Мужик с настолько колючей щетиной, что могла резать бумагу, повернулся на голос и вдруг спросил тихо:

— Борь, а что если, я там обделаюсь? Ну, за лентой. Всякое бывает. Жизнь даёт кренделей.

— В смысле обделаешься? Диарея не прошла? — уточнил Боря, трогая и свою щетину.

Под кожу словно ежа засунули. Жопа так точно на уровне лица была — пахло соответствующе.

— Да не, с этим — порядок, — заявил кореш. — Подлечило зелье. Теперь неделю только толстеть буду. Вообще, права была бабка Авдотья. Всё, что горит и течёт — целебное… Земля ей пухом.

— Так в чём вопрос, Стасян?

Крановщик перехватил взгляд и спросил в лоб:

— А что, если глядя в прицел, я не смогу курок спустить?

— Это почему ещё? — прикинул Боря, в холодильник заглядывая.

На столе почти не осталось провизии. Возможно, часть даже убрали в холод. Но в холодильнике из холодного только банка солений оказалась. А в ней огурчики меньше пальца плавали. Привлекательные на вид.

Одни скажут — не выросли. Другие добавят — корнишоны-переростки. Разность мнений. Независимость взглядом. А как для Бориса, так доставай и ешь. Чем он тут же и занялся.

— Потому что — жалко, — объяснил крановщик. — Я ведь жалостливый, Борь. Я привык, что меня бьют, а сам бить не умею совсем. Мама говорила, что нельзя драться. А я маму слушался. Ну и кому я такой послушный сдался?

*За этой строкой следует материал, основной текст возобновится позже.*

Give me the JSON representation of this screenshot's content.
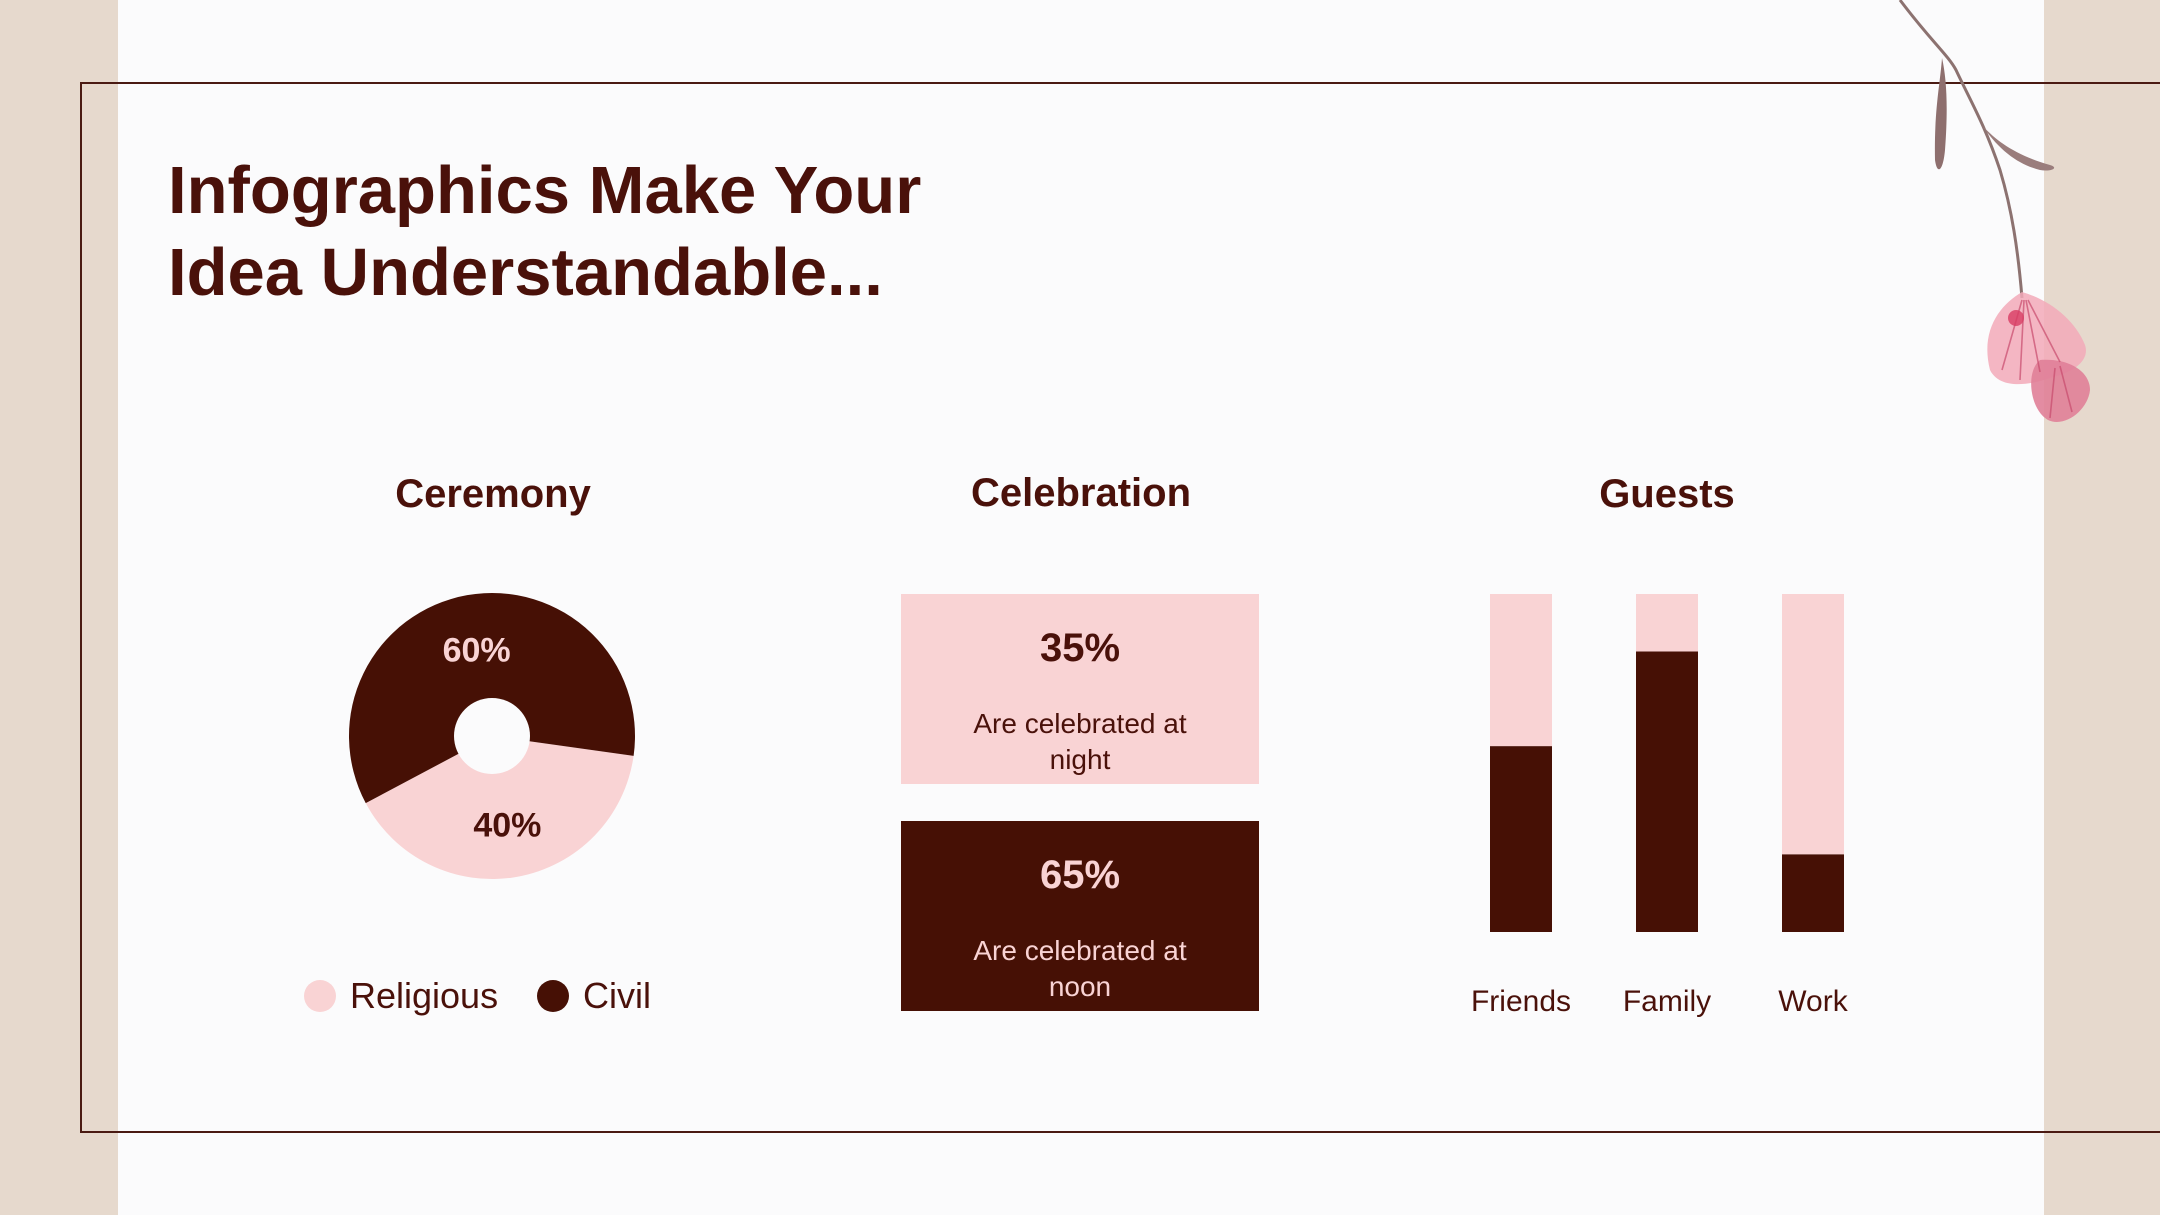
{
  "title": {
    "line1": "Infographics Make Your",
    "line2": "Idea Understandable..."
  },
  "colors": {
    "dark": "#461005",
    "light": "#f9d3d4",
    "text": "#4a110a",
    "frame": "#4a1a12",
    "side": "#e6d9cd"
  },
  "icons": {
    "decoration": "flower-branch-icon"
  },
  "chart_data": [
    {
      "type": "pie",
      "title": "Ceremony",
      "categories": [
        "Religious",
        "Civil"
      ],
      "values": [
        40,
        60
      ],
      "labels": [
        "40%",
        "60%"
      ],
      "legend": "bottom"
    },
    {
      "type": "table",
      "title": "Celebration",
      "rows": [
        {
          "value": "35%",
          "text_line1": "Are celebrated at",
          "text_line2": "night"
        },
        {
          "value": "65%",
          "text_line1": "Are celebrated at",
          "text_line2": "noon"
        }
      ]
    },
    {
      "type": "bar",
      "title": "Guests",
      "categories": [
        "Friends",
        "Family",
        "Work"
      ],
      "series": [
        {
          "values": [
            55,
            83,
            23
          ]
        },
        {
          "values": [
            45,
            17,
            77
          ]
        }
      ],
      "ylim": [
        0,
        100
      ],
      "stacked": true
    }
  ]
}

— Ты что, не дрался никогда? — с аппетитом захрустел огурцом Боря, отпив немало рассола и выловив первый парой пальцев.

— Ну как не дрался… повода не было, — вздохнул Стасян, поддавшись на откровения.

Боря открыл окно, зачерпнул снега, омывая пальцы от рассола, затем приложил снежок ко лбу. Блаженный холод пригодился. Комок сначала поддтаял, защипал кожу, а затем растаял как на раскалённой сковородке.

Полегчало.

Тогда Глобальный перехватил взгляд. И крановщик пояснил:

— Я вот как физрука в седьмом классе отпиздил, дальше ни-ни. Заладил тоже со своим самбо. Я ему сразу по-человечески сказал, что мне твои даны-хуяны? Нет у меня формы и не будет, пока из корабельных парусов не начнут куртки спортивные шить. А маме штору жалко было. Понимаешь?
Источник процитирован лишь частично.